Chris McDaniel, who reports on death penalty-related issues for the online news organization, brought the suit against the department’s former director, George Lombardi, in 2016. McDaniel previously was a reporter for St. Louis Public Radio. He has written several articles that are critical of the department’s execution practices, including one that examined the pharmacy that supplied the state’s execution drugs.
In his suit, McDaniel alleged Lombardi violated his due-process rights by denying his 2014 application to witness a Missouri execution. He alleged the department never responded to the request and did not invite him to witness any of the 17 executions that followed his request.
McDaniel dismissed the suit Tuesday after the settlement was reached between the parties and the DOC implemented the new policy, according to his lawyer, Tony Rothert, legal director for the ACLU of Missouri.
As part of the settlement, the Department of Corrections now will allow The Associated Press, the Missouri Press Association and the Missouri Broadcasters’ Association to each designate a reporter to witness executions.
Previously, requests from the media to witness executions were approved or denied at the sole discretion of the DOC director.
Rothert said he was pleased with the result for his client.
“We were seeking a way for members of the media to have a fair chance at the opportunity to be an execution witness without government officials deciding, based on the viewpoints of the reporter, who should be a witness,” he said.
Rothert said he believed two factors in his client’s favor led to the settlement.
First, in July, McDaniel received a favorable ruling from the 8th U.S. Circuit Court of Appeals. A three-judge panel affirmed a lower-court ruling denying the department’s motion to dismiss, which allowed McDaniel’s case to proceed to trial.
Second, he said having a new director who was amenable to changing the policy helped. Anne L. Precythe was confirmed as the director of the department in February 2017.

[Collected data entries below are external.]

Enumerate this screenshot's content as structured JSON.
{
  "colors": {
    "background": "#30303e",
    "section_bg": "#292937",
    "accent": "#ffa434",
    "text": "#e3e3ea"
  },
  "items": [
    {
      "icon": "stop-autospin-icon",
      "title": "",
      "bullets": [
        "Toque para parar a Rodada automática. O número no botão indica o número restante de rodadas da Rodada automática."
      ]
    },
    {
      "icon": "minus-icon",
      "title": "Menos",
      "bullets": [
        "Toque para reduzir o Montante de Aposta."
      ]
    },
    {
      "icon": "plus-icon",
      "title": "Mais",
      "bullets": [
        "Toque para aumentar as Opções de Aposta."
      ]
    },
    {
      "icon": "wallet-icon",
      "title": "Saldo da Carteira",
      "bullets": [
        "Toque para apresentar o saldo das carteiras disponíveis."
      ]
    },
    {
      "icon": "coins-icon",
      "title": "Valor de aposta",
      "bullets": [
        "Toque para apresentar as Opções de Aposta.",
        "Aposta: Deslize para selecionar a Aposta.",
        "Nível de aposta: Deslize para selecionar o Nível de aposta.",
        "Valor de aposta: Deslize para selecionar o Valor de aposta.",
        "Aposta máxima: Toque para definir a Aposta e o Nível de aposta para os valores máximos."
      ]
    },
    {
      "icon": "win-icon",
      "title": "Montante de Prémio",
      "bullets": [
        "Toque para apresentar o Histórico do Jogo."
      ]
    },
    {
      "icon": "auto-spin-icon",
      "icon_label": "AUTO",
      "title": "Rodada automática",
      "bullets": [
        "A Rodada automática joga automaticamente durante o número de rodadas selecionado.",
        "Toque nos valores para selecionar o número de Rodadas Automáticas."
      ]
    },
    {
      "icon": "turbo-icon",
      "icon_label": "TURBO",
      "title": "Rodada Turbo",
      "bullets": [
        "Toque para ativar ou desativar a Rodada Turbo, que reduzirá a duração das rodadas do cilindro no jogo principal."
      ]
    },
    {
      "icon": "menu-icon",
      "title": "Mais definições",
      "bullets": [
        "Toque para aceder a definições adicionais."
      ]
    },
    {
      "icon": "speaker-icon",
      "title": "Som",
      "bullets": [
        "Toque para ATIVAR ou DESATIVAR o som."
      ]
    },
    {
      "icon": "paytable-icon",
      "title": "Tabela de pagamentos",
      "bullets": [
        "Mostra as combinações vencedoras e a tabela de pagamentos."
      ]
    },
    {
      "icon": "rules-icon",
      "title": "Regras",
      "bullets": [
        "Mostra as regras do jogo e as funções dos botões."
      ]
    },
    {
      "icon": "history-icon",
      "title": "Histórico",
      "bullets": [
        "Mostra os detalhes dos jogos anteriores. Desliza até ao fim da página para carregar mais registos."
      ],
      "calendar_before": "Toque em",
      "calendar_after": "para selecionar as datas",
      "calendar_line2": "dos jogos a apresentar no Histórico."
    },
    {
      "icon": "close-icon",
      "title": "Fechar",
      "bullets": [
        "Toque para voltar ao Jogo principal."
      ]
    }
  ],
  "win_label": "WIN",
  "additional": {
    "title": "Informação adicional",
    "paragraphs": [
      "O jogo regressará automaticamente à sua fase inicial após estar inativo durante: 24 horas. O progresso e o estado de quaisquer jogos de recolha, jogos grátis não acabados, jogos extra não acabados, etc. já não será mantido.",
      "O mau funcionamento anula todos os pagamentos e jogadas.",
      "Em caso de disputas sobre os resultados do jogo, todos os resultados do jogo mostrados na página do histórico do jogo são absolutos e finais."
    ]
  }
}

Rothert said his client’s case tracks with events within the White House press corps in recent weeks, pointing to the White House’s revocation of a CNN journalist’s pass. The White House restored Jim Acosta’s press pass on Nov. 19, nearly two weeks after revoking it following a heated exchange with President Donald Trump. The administration’s move sparked criticism that it was punishing a reporter for asking questions that the president found disagreeable.
“A free press is foundational to the public’s right to have some oversight over the government and we can’t have government officials making decisions, based on a reporter’s viewpoints, over who has access,” he said.
A spokeswoman for the department could not immediately be reached for comment.
The case is McDaniel v. Precythe, 2:16-cv-04243.